Mule train heading up from Phantom Ranch. |
This goat was literally 15 feet above where I stood on the trail. He's staring at all the noise I'm making. |
We decided to take the longer Bright Angel Trail because of logistics: the shuttle stops servicing the S. Kaibab a full three hours before the other end and we don't want to have to walk back to camp. The views along the trail are absolutely beautiful, with many waterfalls and tiny oases and a herd of deer that stood just off the trail and watched us curiously as we walked by.
Last picture of the trip. One of the many waterfalls. A portrait of sheer exhaustion. |
Then the snow starts falling. Yeah. Let the horror of that sink in.
We hike the last 1 1/2 mile in a snow fall. It covers up the ice that indeed covers the switchbacks just like on the S. Kaibab so we are literally inching along. Somehow neither one of us falls and we make steady progress all...the...way...to...the...top.
It's 9:30 pm by the time we stagger into the Maswik Lodge, covered in snow (!) and looking like we're more dead than alive. We find out the last shuttle ran thirty minutes ago. After getting down some hot soup and tea, we trek the last mile or so to the campground, pull off our hiking boots and bury ourselves in our sleeping bags. Will slips and falls in the snow, 20 feet away from our tent; luckily he isn't hurt.

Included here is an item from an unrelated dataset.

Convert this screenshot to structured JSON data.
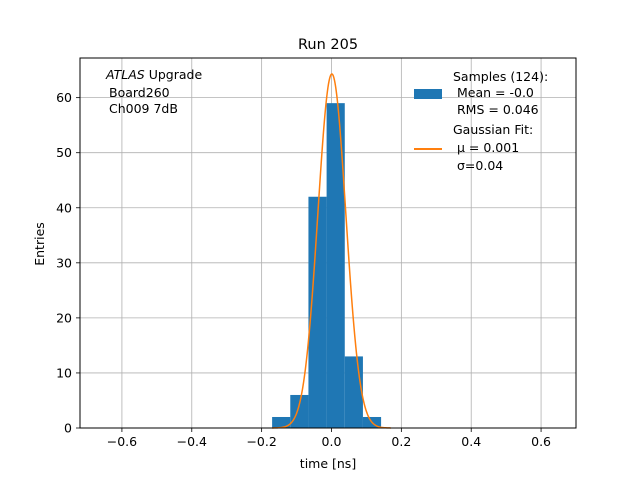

January 16, 2012 - There is an inch and a half of snow covering the entire campground when I blearily crawl out of the tent. It covers everything; the jeep, the tent, the road. We can barely walk and already the incredible feat of endurance and monumental stupidity of what we have accomplished is occurring to us. We have hiked the Grand Canyon, to the river and back in one day and we are damned lucky that nothing horrible happened to us. Do I want to do it again? Hell yes! But in April, when there is no snow on the ground and with a heck of a lot more preparation. But it was by far the most challenging, beautiful and rewarding hike of my life and I cannot wait to go back.